This week’s Torah portion begins with a puzzle. After much prayer, Rebecca is finally pregnant with the twins who will become Jacob and Esau, and the two boys seem to be struggling with each other even before they are born. Perplexed and exhausted, Rebecca asks God why her unborn children are fighting. God explains, “Two nations are in your womb, two separate peoples shall issue from your body; one people shall be mightier than the other, and the older shall serve the younger” (Genesis 25:23).
The explanation seems clear. The two babies in Rebecca’s womb represent two different nations, and because they are so different, they are destined to fight with each other. Rebecca’s son Jacob will represent the nation of Israel, and her son Esau will represent the nation of Edom, constantly challenging Israel. The ancient rabbis go further, equating Edom with Greece, Rome and every other enemy of Israel. The message here seems to be that Israel and the other nations of the world are different from each other — and that difference inevitably leads to conflict.
But there is another contrasting understanding of this passage. It stems from the fact that in speaking of “two nations,” the word “nations” is written strangely. Although the word is traditionally pronounced goyim, meaning “nations,” it is written geyim, which could mean “proud ones.” Who are these proud ones?
The ancient rabbis point to two descendants of Jacob and Esau, Rabbi Yehudah ha-Nasi, the leader of the Jewish people in Roman times, and Antoninus, a Roman emperor. According to the Talmud, although their people were in conflict, Rabbi Yehudah and Antoninus had a deep and abiding friendship.
The Talmud relates that Yehudah’s parents had him circumcised on his eighth day of life, even though Roman law prohibited the practice. Yehudah’s mother was summoned to Rome with her baby to submit to the law in front of the emperor, and the penalty was death. On the way, they stopped at an inn. When the innkeeper’s wife heard their story, she thought of a solution. Yehudah’s mother could take the innkeeper’s baby boy, Antoninus, to Rome instead — he was the same age as Yehudah but uncircumcised. Yehudah’s mother did so, and their lives were saved. The two mothers also pledged that their boys would always be friends.

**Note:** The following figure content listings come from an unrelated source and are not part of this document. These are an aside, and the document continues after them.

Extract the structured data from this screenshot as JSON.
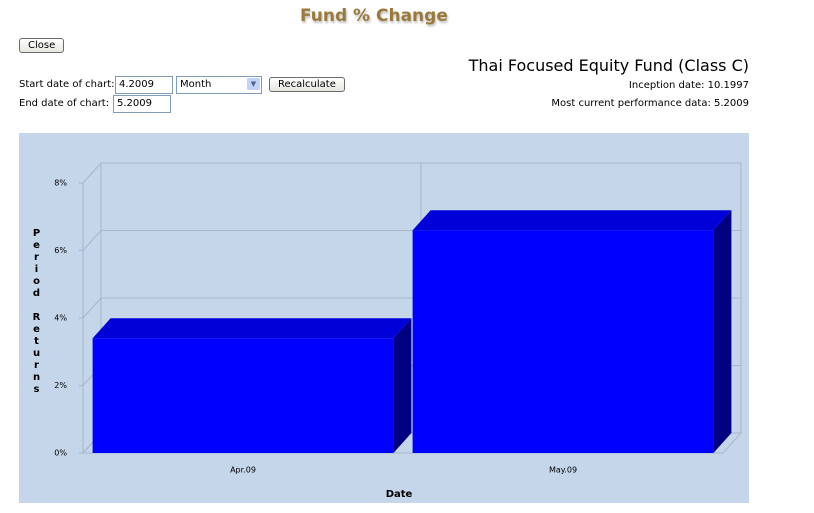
{
  "header": {
    "title": "Fund % Change",
    "close": "Close"
  },
  "form": {
    "start_label": "Start date of chart:",
    "start_value": "4.2009",
    "period": "Month",
    "recalculate": "Recalculate",
    "end_label": "End date of chart:",
    "end_value": "5.2009"
  },
  "fund": {
    "name": "Thai Focused Equity Fund (Class C)",
    "inception": "Inception date: 10.1997",
    "current": "Most current performance data: 5.2009"
  },
  "chart_data": {
    "type": "bar",
    "y_label": "Period Returns",
    "x_label": "Date",
    "categories": [
      "Apr.09",
      "May.09"
    ],
    "values": [
      3.4,
      6.6
    ],
    "color": "#0000ff",
    "ylim": [
      0,
      8
    ],
    "yticks": [
      {
        "value": 0,
        "label": "0%"
      },
      {
        "value": 2,
        "label": "2%"
      },
      {
        "value": 4,
        "label": "4%"
      },
      {
        "value": 6,
        "label": "6%"
      },
      {
        "value": 8,
        "label": "8%"
      }
    ],
    "grid": true
  }
}
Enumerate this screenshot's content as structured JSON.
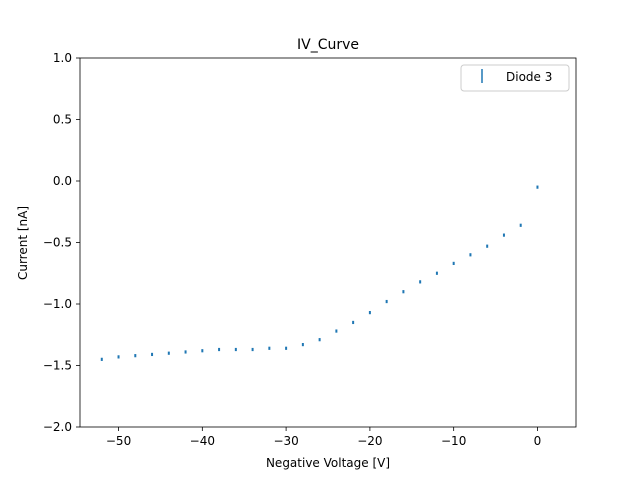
{
  "chart_data": {
    "type": "scatter",
    "title": "IV_Curve",
    "xlabel": "Negative Voltage [V]",
    "ylabel": "Current [nA]",
    "xlim": [
      -54.6,
      4.6
    ],
    "ylim": [
      -2.0,
      1.0
    ],
    "xticks": [
      -50,
      -40,
      -30,
      -20,
      -10,
      0
    ],
    "xtick_labels": [
      "−50",
      "−40",
      "−30",
      "−20",
      "−10",
      "0"
    ],
    "yticks": [
      1.0,
      0.5,
      0.0,
      -0.5,
      -1.0,
      -1.5,
      -2.0
    ],
    "ytick_labels": [
      "1.0",
      "0.5",
      "0.0",
      "−0.5",
      "−1.0",
      "−1.5",
      "−2.0"
    ],
    "grid": false,
    "legend_position": "top-right",
    "series": [
      {
        "name": "Diode 3",
        "color": "#1f77b4",
        "marker": "errorbar",
        "x": [
          0,
          -2,
          -4,
          -6,
          -8,
          -10,
          -12,
          -14,
          -16,
          -18,
          -20,
          -22,
          -24,
          -26,
          -28,
          -30,
          -32,
          -34,
          -36,
          -38,
          -40,
          -42,
          -44,
          -46,
          -48,
          -50,
          -52
        ],
        "y": [
          -0.05,
          -0.36,
          -0.44,
          -0.53,
          -0.6,
          -0.67,
          -0.75,
          -0.82,
          -0.9,
          -0.98,
          -1.07,
          -1.15,
          -1.22,
          -1.29,
          -1.33,
          -1.36,
          -1.36,
          -1.37,
          -1.37,
          -1.37,
          -1.38,
          -1.39,
          -1.4,
          -1.41,
          -1.42,
          -1.43,
          -1.45
        ]
      }
    ]
  }
}
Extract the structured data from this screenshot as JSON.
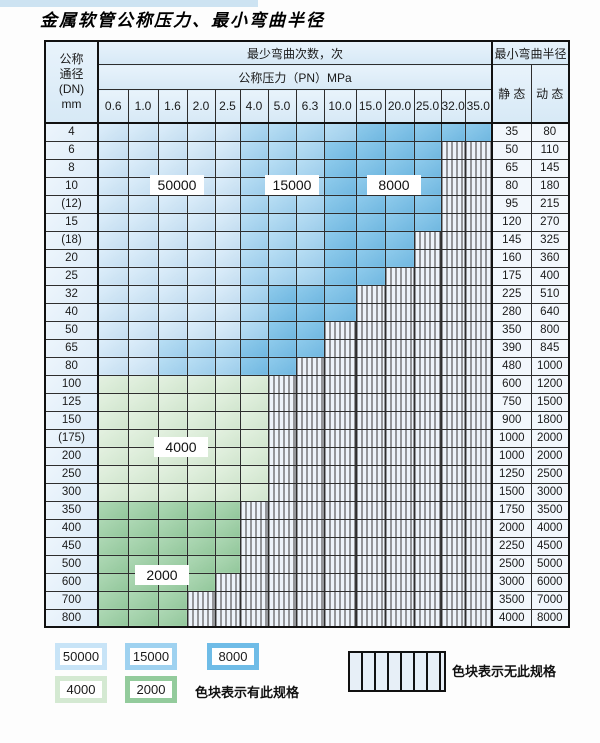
{
  "page": {
    "title": "金属软管公称压力、最小弯曲半径"
  },
  "table": {
    "dn_header_lines": [
      "公称",
      "通径",
      "(DN)",
      "mm"
    ],
    "bend_count_title": "最少弯曲次数，次",
    "pressure_title": "公称压力（PN）MPa",
    "radius_title": "最小弯曲半径",
    "static_label": "静 态",
    "dynamic_label": "动 态",
    "pressure_columns": [
      "0.6",
      "1.0",
      "1.6",
      "2.0",
      "2.5",
      "4.0",
      "5.0",
      "6.3",
      "10.0",
      "15.0",
      "20.0",
      "25.0",
      "32.0",
      "35.0"
    ],
    "zone_codes": {
      "b1": "50000",
      "b2": "15000",
      "b3": "8000",
      "g1": "4000",
      "g2": "2000",
      "h": "no-spec"
    },
    "rows": [
      {
        "dn": "4",
        "cells": [
          "b1",
          "b1",
          "b1",
          "b1",
          "b1",
          "b2",
          "b2",
          "b2",
          "b2",
          "b3",
          "b3",
          "b3",
          "b3",
          "b3"
        ],
        "static": "35",
        "dynamic": "80"
      },
      {
        "dn": "6",
        "cells": [
          "b1",
          "b1",
          "b1",
          "b1",
          "b1",
          "b2",
          "b2",
          "b2",
          "b3",
          "b3",
          "b3",
          "b3",
          "h",
          "h"
        ],
        "static": "50",
        "dynamic": "110"
      },
      {
        "dn": "8",
        "cells": [
          "b1",
          "b1",
          "b1",
          "b1",
          "b1",
          "b2",
          "b2",
          "b2",
          "b3",
          "b3",
          "b3",
          "b3",
          "h",
          "h"
        ],
        "static": "65",
        "dynamic": "145"
      },
      {
        "dn": "10",
        "cells": [
          "b1",
          "b1",
          "b1",
          "b1",
          "b1",
          "b2",
          "b2",
          "b2",
          "b3",
          "b3",
          "b3",
          "b3",
          "h",
          "h"
        ],
        "static": "80",
        "dynamic": "180"
      },
      {
        "dn": "(12)",
        "cells": [
          "b1",
          "b1",
          "b1",
          "b1",
          "b1",
          "b2",
          "b2",
          "b2",
          "b3",
          "b3",
          "b3",
          "b3",
          "h",
          "h"
        ],
        "static": "95",
        "dynamic": "215"
      },
      {
        "dn": "15",
        "cells": [
          "b1",
          "b1",
          "b1",
          "b1",
          "b1",
          "b2",
          "b2",
          "b2",
          "b3",
          "b3",
          "b3",
          "b3",
          "h",
          "h"
        ],
        "static": "120",
        "dynamic": "270"
      },
      {
        "dn": "(18)",
        "cells": [
          "b1",
          "b1",
          "b1",
          "b1",
          "b1",
          "b2",
          "b2",
          "b2",
          "b3",
          "b3",
          "b3",
          "h",
          "h",
          "h"
        ],
        "static": "145",
        "dynamic": "325"
      },
      {
        "dn": "20",
        "cells": [
          "b1",
          "b1",
          "b1",
          "b1",
          "b1",
          "b2",
          "b2",
          "b2",
          "b3",
          "b3",
          "b3",
          "h",
          "h",
          "h"
        ],
        "static": "160",
        "dynamic": "360"
      },
      {
        "dn": "25",
        "cells": [
          "b1",
          "b1",
          "b1",
          "b1",
          "b1",
          "b2",
          "b2",
          "b2",
          "b3",
          "b3",
          "h",
          "h",
          "h",
          "h"
        ],
        "static": "175",
        "dynamic": "400"
      },
      {
        "dn": "32",
        "cells": [
          "b1",
          "b1",
          "b1",
          "b1",
          "b1",
          "b2",
          "b3",
          "b3",
          "b3",
          "h",
          "h",
          "h",
          "h",
          "h"
        ],
        "static": "225",
        "dynamic": "510"
      },
      {
        "dn": "40",
        "cells": [
          "b1",
          "b1",
          "b1",
          "b1",
          "b1",
          "b2",
          "b3",
          "b3",
          "b3",
          "h",
          "h",
          "h",
          "h",
          "h"
        ],
        "static": "280",
        "dynamic": "640"
      },
      {
        "dn": "50",
        "cells": [
          "b1",
          "b1",
          "b1",
          "b1",
          "b1",
          "b2",
          "b3",
          "b3",
          "h",
          "h",
          "h",
          "h",
          "h",
          "h"
        ],
        "static": "350",
        "dynamic": "800"
      },
      {
        "dn": "65",
        "cells": [
          "b1",
          "b1",
          "b2",
          "b2",
          "b2",
          "b3",
          "b3",
          "b3",
          "h",
          "h",
          "h",
          "h",
          "h",
          "h"
        ],
        "static": "390",
        "dynamic": "845"
      },
      {
        "dn": "80",
        "cells": [
          "b1",
          "b1",
          "b2",
          "b2",
          "b2",
          "b3",
          "b3",
          "h",
          "h",
          "h",
          "h",
          "h",
          "h",
          "h"
        ],
        "static": "480",
        "dynamic": "1000"
      },
      {
        "dn": "100",
        "cells": [
          "g1",
          "g1",
          "g1",
          "g1",
          "g1",
          "g1",
          "h",
          "h",
          "h",
          "h",
          "h",
          "h",
          "h",
          "h"
        ],
        "static": "600",
        "dynamic": "1200"
      },
      {
        "dn": "125",
        "cells": [
          "g1",
          "g1",
          "g1",
          "g1",
          "g1",
          "g1",
          "h",
          "h",
          "h",
          "h",
          "h",
          "h",
          "h",
          "h"
        ],
        "static": "750",
        "dynamic": "1500"
      },
      {
        "dn": "150",
        "cells": [
          "g1",
          "g1",
          "g1",
          "g1",
          "g1",
          "g1",
          "h",
          "h",
          "h",
          "h",
          "h",
          "h",
          "h",
          "h"
        ],
        "static": "900",
        "dynamic": "1800"
      },
      {
        "dn": "(175)",
        "cells": [
          "g1",
          "g1",
          "g1",
          "g1",
          "g1",
          "g1",
          "h",
          "h",
          "h",
          "h",
          "h",
          "h",
          "h",
          "h"
        ],
        "static": "1000",
        "dynamic": "2000"
      },
      {
        "dn": "200",
        "cells": [
          "g1",
          "g1",
          "g1",
          "g1",
          "g1",
          "g1",
          "h",
          "h",
          "h",
          "h",
          "h",
          "h",
          "h",
          "h"
        ],
        "static": "1000",
        "dynamic": "2000"
      },
      {
        "dn": "250",
        "cells": [
          "g1",
          "g1",
          "g1",
          "g1",
          "g1",
          "g1",
          "h",
          "h",
          "h",
          "h",
          "h",
          "h",
          "h",
          "h"
        ],
        "static": "1250",
        "dynamic": "2500"
      },
      {
        "dn": "300",
        "cells": [
          "g1",
          "g1",
          "g1",
          "g1",
          "g1",
          "g1",
          "h",
          "h",
          "h",
          "h",
          "h",
          "h",
          "h",
          "h"
        ],
        "static": "1500",
        "dynamic": "3000"
      },
      {
        "dn": "350",
        "cells": [
          "g2",
          "g2",
          "g2",
          "g2",
          "g2",
          "h",
          "h",
          "h",
          "h",
          "h",
          "h",
          "h",
          "h",
          "h"
        ],
        "static": "1750",
        "dynamic": "3500"
      },
      {
        "dn": "400",
        "cells": [
          "g2",
          "g2",
          "g2",
          "g2",
          "g2",
          "h",
          "h",
          "h",
          "h",
          "h",
          "h",
          "h",
          "h",
          "h"
        ],
        "static": "2000",
        "dynamic": "4000"
      },
      {
        "dn": "450",
        "cells": [
          "g2",
          "g2",
          "g2",
          "g2",
          "g2",
          "h",
          "h",
          "h",
          "h",
          "h",
          "h",
          "h",
          "h",
          "h"
        ],
        "static": "2250",
        "dynamic": "4500"
      },
      {
        "dn": "500",
        "cells": [
          "g2",
          "g2",
          "g2",
          "g2",
          "g2",
          "h",
          "h",
          "h",
          "h",
          "h",
          "h",
          "h",
          "h",
          "h"
        ],
        "static": "2500",
        "dynamic": "5000"
      },
      {
        "dn": "600",
        "cells": [
          "g2",
          "g2",
          "g2",
          "g2",
          "h",
          "h",
          "h",
          "h",
          "h",
          "h",
          "h",
          "h",
          "h",
          "h"
        ],
        "static": "3000",
        "dynamic": "6000"
      },
      {
        "dn": "700",
        "cells": [
          "g2",
          "g2",
          "g2",
          "h",
          "h",
          "h",
          "h",
          "h",
          "h",
          "h",
          "h",
          "h",
          "h",
          "h"
        ],
        "static": "3500",
        "dynamic": "7000"
      },
      {
        "dn": "800",
        "cells": [
          "g2",
          "g2",
          "g2",
          "h",
          "h",
          "h",
          "h",
          "h",
          "h",
          "h",
          "h",
          "h",
          "h",
          "h"
        ],
        "static": "4000",
        "dynamic": "8000"
      }
    ],
    "zone_labels": [
      {
        "text": "50000"
      },
      {
        "text": "15000"
      },
      {
        "text": "8000"
      },
      {
        "text": "4000"
      },
      {
        "text": "2000"
      }
    ]
  },
  "legend": {
    "swatches": [
      {
        "label": "50000",
        "color": "#c8e4f7"
      },
      {
        "label": "15000",
        "color": "#9fd2f0"
      },
      {
        "label": "8000",
        "color": "#6fbce7"
      },
      {
        "label": "4000",
        "color": "#d4e9d2"
      },
      {
        "label": "2000",
        "color": "#93cb9c"
      }
    ],
    "has_spec_note": "色块表示有此规格",
    "no_spec_note": "色块表示无此规格"
  },
  "colors": {
    "zone_50000": "#cfe7f8",
    "zone_15000": "#a6d6f2",
    "zone_8000": "#77c0e8",
    "zone_4000": "#daecd6",
    "zone_2000": "#9bcfa3",
    "hatch_bg": "#edf3fa",
    "grid_line": "#2e2e2e",
    "header_bg": "#ddedf9"
  }
}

As the boys grew up, they maintained their friendship despite the differences between them and despite the conflict between their communities. The Talmud records many times when they discuss important issues and learn from each other, and each of them has the opportunity to realize that he was wrong and his friend was right about something they had talked about together.
This explanation seems equally clear. Despite great differences between people, connection, friendship, learning, understanding and peace are possible. The message here is that conflict between those who are different is not inevitable.
Although these two explanations seem to contradict one another, we can learn from both of them. If we let our differences define us, then yes, conflict is inevitable, as it is between Jacob and Esau. But if we turn toward each other, if we seek connection in our common humanity, then we — like Rabbi Yehudah and Antoninus — can find another way, a path toward peace.